Она кинулась ему на шею, страстно поцеловала, а через мгновение уже пробиралась сквозь кусты и вскоре исчезла в лесу почти бесшумно. Так он и не узнал ни ее фамилии, ни адреса. Впрочем, неважно – все равно о том, чтобы встречаться дома или переписываться, не может быть и речи.
На лесную полянку они так и не вернулись. За весь май им удалось заняться любовью еще только один раз, в другом тайнике Джулии – на колокольне полуразрушенной церкви в почти пустынной местности, где тридцать лет назад упала атомная бомба. Сам по себе тайник отличный, но добираться до него оказалось очень опасно. В остальное время им удавалось встречаться только на улице, каждый раз в новом месте и не больше чем на полчаса. Во время прогулок получалось хоть как-то разговаривать. Толпа влекла их по тротуару, а они, держась на расстоянии и не глядя друг на друга, вели странную, полную пауз беседу – мерцающую, как лучи маяка. Вдруг замолкали, приметив партийную униформу или телевид, через несколько минут возобновляли разговор на полуслове, внезапно его сворачивали, расставаясь в оговоренной точке, а на следующий день продолжали почти с того же места. Джулия, казалось, привыкла к такому способу общения – она называла это «разговоры в рассрочку». У нее удивительно ловко получалось говорить, не шевеля губами.
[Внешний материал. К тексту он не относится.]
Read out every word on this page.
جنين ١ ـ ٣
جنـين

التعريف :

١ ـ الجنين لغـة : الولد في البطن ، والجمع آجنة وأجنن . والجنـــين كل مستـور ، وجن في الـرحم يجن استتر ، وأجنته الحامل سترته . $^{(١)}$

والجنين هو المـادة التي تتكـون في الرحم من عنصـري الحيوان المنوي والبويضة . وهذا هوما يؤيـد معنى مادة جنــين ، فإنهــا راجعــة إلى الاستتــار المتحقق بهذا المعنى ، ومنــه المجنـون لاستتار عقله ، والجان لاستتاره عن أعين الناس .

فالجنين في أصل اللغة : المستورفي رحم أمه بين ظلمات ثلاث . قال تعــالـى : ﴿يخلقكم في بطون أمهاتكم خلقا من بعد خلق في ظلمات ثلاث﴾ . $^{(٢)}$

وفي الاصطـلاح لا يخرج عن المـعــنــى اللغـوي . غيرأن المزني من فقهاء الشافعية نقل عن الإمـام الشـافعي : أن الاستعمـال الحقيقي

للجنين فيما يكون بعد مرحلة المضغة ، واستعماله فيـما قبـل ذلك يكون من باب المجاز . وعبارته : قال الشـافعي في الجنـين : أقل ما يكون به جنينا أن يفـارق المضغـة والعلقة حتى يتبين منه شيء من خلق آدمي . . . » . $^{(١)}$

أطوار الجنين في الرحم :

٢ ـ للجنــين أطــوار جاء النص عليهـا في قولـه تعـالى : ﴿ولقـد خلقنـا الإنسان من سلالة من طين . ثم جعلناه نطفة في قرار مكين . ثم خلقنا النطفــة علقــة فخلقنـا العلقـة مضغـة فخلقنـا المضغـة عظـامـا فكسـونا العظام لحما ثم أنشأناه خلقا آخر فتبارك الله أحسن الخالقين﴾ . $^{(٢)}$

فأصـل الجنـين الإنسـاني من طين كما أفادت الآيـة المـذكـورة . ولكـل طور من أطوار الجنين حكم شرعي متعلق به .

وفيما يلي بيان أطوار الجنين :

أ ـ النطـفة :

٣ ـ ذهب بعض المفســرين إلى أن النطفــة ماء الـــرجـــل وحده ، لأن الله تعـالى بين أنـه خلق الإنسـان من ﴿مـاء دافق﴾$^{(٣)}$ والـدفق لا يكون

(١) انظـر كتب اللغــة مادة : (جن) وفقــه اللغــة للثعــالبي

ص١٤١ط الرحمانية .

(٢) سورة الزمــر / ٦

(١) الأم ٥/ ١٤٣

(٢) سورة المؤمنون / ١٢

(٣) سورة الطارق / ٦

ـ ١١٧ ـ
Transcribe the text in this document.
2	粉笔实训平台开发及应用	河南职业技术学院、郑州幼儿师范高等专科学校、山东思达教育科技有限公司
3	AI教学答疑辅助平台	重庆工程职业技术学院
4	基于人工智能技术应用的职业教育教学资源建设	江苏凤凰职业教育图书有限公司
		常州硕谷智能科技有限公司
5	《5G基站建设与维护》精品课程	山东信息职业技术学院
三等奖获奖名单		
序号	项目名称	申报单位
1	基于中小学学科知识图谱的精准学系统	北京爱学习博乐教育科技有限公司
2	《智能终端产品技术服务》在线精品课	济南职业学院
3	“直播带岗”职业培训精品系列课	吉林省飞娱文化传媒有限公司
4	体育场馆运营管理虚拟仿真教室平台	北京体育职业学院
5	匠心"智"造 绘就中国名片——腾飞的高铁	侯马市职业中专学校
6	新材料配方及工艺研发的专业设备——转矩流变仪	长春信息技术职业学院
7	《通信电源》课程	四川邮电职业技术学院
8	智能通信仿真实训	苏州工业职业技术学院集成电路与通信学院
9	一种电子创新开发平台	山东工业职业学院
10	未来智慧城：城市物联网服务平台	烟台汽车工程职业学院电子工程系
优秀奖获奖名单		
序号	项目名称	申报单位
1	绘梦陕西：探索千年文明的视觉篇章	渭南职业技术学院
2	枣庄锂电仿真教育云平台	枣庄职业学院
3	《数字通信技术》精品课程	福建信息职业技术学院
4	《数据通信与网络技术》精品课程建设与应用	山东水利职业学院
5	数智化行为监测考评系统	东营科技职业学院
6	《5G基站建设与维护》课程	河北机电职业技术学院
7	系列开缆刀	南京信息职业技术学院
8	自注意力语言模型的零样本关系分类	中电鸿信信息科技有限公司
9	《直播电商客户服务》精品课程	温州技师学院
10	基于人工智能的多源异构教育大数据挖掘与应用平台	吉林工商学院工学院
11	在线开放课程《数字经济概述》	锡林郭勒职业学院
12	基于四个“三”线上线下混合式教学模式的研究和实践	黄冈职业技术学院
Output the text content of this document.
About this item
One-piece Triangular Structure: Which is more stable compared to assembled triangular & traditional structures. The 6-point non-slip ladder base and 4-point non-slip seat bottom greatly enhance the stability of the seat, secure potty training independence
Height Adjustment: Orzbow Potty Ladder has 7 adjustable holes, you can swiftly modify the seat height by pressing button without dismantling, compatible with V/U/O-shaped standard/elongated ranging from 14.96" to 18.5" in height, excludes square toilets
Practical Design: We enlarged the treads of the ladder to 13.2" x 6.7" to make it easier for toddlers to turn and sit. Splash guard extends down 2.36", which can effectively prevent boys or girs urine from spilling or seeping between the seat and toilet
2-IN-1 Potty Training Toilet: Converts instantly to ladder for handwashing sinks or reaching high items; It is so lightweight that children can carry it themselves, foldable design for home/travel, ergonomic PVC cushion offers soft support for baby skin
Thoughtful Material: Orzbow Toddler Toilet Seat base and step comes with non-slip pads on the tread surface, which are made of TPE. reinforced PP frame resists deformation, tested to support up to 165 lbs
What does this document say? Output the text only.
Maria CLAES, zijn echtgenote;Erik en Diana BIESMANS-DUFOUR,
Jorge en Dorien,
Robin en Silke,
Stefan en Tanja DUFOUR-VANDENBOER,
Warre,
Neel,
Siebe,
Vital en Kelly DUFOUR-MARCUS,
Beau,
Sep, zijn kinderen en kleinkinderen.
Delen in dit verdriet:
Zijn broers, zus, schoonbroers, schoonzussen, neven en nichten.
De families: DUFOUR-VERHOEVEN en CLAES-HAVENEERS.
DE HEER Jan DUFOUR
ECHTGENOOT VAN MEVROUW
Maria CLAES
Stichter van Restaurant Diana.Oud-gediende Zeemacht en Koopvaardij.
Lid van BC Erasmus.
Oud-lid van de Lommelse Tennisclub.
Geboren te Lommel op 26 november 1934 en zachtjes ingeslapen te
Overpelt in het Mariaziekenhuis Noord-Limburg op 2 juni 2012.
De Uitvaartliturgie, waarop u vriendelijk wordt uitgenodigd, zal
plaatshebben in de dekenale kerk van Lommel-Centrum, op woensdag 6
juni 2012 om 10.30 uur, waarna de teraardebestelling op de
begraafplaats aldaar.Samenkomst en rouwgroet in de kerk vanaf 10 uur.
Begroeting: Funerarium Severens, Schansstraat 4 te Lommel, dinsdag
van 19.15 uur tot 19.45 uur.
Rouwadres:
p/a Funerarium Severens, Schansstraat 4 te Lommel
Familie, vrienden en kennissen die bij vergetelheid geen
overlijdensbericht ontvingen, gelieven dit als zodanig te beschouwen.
Только однажды за месяц ежевечерних встреч они сумели поцеловаться. Шли молча по переулку (в стороне от шумных улиц Джулия всегда молчала), как вдруг раздался оглушающий рев, мостовая вздыбилась и Уинстон оказался на земле. Он лежал на боку, перепуганный и весь в ссадинах. Ракета ударила где-то совсем близко. Вдруг он увидел в нескольких сантиметрах от себя лицо Джулии, смертельно побледневшее, белое как мел. Даже губы у нее побелели. Мертва! Он прижал ее к себе – и почувствовал, что целует живое, теплое лицо. Только какая-то пыль все время лезла в рот. Их лица покрывал толстый слой осыпавшейся штукатурки.